Le gouvernement du grand-duc ne pouvait pas méconnaître combien il importait à Florence de conserver cette merveille. Dès 1846, le réfectoire fut acquis pour le compte de l’état et converti en monument public. Il fut en même temps décidé qu’on ferait de cette salle une sorte de sanctuaire en l’honneur de Raphaël, qu’on y placerait son buste et les dessins provenant de la collection Michelozzi, comme des témoins bons à consulter en face même du tableau. Faut-il le dire ? tous ces plans ne sont encore qu’en projet. L’orage qui, en février, a éclaté sur l’Europe n’a pas épargné Florence, on s’en souvient. Dans cette douce et aimable cité, où, peu de mois auparavant, nous avions assisté à tant d’illusions généreuses si tôt et si cruellement déçues, l’esprit de désordre a secoué sa torche, et le culte des arts a été suspendu. Non-seulement le réfectoire de S. Onofrio n’est pas encore converti en musée, mais on n’a pas même abattu la cloison élevée provisoirement, après la découverte de la fresque, pour l’isoler de l’atelier du peintre de voitures. Cette cloison, trop rapprochée, intercepte la ventilation et augmente les causes d’humidité qui peuvent détériorer la muraille et son enduit. Ce n’est pas tout : on a logé, on loge encore derrière cette cloison trente soldats autrichiens et autant de chevaux. Faudra-t-il que ce chef-d’œuvre n’ait été sauvé de l’oubli que pour périr de main d’homme ? Nous ne pouvons croire à tant de barbarie. Oublie-t-on que la Cène de Léonard n’est si profondément altérée que pour avoir subi un pareil voisinage ? Et ne sait-on pas que cette fois on serait doublement coupable, puisqu’on est averti ? Nous voulons espérer qu’en signalant le mal, nous aidons à le prévenir.
L. VITET.
- ↑ N’oublions pas non plus M. de Garriod, amateur distingué, demeurant à Florence, et auteur d’un piquant écrit sur ce même sujet.

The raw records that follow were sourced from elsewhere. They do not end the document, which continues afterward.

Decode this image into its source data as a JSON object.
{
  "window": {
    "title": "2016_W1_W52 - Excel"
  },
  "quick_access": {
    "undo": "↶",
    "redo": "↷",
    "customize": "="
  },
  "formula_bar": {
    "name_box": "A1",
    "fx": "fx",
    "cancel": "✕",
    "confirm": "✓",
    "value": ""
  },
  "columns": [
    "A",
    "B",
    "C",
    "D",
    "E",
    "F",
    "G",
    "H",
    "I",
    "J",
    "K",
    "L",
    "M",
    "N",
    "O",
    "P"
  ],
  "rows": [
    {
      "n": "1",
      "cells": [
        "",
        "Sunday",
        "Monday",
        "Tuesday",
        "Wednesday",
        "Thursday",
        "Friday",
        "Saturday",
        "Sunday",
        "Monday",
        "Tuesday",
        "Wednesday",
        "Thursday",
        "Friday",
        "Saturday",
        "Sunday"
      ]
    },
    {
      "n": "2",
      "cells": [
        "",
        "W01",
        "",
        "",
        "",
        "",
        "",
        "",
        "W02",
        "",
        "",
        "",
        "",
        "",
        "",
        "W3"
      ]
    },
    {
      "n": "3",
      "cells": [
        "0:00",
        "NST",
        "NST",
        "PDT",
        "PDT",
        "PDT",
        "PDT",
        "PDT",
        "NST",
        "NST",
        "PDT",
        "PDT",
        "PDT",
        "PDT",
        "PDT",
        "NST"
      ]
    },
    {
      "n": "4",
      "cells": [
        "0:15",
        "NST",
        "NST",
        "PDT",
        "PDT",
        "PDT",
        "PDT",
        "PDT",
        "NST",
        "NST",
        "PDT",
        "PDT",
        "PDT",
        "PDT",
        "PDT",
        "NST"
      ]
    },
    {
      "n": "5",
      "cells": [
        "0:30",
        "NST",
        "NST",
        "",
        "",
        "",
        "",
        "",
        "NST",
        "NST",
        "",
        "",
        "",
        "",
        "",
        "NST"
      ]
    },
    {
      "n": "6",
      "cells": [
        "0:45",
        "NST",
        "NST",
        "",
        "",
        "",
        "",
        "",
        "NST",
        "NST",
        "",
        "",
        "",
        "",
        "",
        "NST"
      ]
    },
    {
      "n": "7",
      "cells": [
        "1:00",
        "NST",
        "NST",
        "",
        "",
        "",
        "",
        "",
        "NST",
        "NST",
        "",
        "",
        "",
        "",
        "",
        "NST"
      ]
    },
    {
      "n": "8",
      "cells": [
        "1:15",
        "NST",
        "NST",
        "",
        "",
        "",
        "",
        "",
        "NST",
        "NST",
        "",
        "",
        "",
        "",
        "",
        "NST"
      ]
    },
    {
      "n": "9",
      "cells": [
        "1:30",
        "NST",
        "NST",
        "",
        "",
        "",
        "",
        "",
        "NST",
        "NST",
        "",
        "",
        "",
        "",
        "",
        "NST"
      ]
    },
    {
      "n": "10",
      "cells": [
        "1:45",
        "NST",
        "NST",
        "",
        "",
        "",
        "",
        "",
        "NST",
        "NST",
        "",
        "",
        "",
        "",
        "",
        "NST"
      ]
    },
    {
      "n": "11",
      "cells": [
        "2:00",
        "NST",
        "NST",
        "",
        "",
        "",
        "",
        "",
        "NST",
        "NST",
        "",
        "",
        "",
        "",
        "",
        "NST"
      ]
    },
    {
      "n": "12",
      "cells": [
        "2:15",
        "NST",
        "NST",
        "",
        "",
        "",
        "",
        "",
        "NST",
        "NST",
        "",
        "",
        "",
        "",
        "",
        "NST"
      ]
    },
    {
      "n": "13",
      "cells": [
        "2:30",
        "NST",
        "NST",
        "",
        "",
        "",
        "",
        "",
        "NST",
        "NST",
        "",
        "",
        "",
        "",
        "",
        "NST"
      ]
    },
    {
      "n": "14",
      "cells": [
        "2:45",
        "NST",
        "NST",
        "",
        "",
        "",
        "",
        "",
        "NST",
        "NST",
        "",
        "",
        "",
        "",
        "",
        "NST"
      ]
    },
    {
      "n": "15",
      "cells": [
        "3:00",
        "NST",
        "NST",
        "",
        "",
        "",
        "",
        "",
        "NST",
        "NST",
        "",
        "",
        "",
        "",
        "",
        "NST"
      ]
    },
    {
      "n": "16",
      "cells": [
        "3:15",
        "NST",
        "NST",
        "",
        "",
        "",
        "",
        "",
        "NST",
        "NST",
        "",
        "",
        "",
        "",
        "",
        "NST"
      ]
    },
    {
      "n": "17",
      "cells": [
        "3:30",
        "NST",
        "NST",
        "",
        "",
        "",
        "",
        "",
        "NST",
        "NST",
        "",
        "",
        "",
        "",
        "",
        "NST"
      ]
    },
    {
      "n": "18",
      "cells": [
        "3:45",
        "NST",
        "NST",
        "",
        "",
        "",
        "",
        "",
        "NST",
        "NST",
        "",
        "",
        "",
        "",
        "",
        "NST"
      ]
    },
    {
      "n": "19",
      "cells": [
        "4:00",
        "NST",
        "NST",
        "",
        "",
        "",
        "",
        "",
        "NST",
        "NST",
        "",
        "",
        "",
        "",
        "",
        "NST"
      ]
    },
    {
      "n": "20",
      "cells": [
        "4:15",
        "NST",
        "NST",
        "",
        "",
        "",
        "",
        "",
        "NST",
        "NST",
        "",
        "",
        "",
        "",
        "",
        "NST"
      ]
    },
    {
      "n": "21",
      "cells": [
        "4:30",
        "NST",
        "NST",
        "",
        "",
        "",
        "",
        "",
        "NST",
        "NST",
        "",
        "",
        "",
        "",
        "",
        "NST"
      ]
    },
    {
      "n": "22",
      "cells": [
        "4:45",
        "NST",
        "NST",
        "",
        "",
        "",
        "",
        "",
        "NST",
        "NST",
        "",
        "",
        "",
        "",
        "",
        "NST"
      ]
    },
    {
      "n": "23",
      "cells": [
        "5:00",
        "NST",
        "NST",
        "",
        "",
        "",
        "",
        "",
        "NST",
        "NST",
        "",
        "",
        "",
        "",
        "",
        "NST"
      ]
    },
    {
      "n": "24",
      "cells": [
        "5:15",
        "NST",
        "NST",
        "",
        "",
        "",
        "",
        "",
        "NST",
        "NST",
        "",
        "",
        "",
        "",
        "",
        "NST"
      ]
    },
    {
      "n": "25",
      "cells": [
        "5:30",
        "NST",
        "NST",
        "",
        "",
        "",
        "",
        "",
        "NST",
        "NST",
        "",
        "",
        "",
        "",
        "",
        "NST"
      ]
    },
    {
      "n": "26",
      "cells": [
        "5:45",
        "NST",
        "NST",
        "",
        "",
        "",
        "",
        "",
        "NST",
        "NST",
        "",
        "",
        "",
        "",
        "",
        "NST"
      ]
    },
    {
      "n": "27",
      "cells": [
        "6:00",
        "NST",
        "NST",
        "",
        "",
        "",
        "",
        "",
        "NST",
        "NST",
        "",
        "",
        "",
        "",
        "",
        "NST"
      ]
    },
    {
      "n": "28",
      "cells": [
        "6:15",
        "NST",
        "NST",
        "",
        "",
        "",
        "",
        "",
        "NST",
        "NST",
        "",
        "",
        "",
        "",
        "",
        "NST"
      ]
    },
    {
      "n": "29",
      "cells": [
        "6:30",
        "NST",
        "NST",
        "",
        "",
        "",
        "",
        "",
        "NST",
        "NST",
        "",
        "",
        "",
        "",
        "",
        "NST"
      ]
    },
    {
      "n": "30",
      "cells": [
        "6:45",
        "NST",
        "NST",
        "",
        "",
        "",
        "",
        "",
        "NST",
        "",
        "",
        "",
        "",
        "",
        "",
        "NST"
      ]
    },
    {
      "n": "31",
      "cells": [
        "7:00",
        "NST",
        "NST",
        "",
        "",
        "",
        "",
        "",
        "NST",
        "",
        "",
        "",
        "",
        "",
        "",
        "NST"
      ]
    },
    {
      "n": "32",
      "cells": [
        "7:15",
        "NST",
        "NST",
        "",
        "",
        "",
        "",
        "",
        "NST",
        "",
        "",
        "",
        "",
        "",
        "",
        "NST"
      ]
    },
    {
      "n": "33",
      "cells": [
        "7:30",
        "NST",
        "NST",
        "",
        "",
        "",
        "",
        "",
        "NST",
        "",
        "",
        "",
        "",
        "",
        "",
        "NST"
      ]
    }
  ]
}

- ↑ Dans l’abside de la cathédrale de Tours, la Sainte Cène est représentée sur une verrière qui peut remonter à la deuxième moitié du XIIIe siècle. Saint Jean est couché sur les genoux du sauveur, et quant à Judas, non-seulement il est seul d’un côté de la table et vis-à-vis des autres apôtres, mais il est représenté à genoux.
- ↑ Voyez de Rumohr : Italinoenische Forschungen, 3 th., et J.-D. Passavant : Rafael von urbino und sein vater Giovanni Santi, 2 th. Leipzig, 1839.
- ↑ « Averia caro se fosse possibile davere una lettera di recomandatione al Gonfalonero di Fiorenza dal S. Prefetto, e pochi di fa io scrissi al Zeo e a Giacomo da Roma me la fesero avere me saria grande utilo per l’interesse de una certa stanza da lavorare, la quale tocha sua signoria de alocare, ve prego se è possibile voi me la mandiate…, etc. » XXI de aprile, MDVIII. (Lettre de Raphaël à son oncle.) Passavant, t. Ier, p. 530.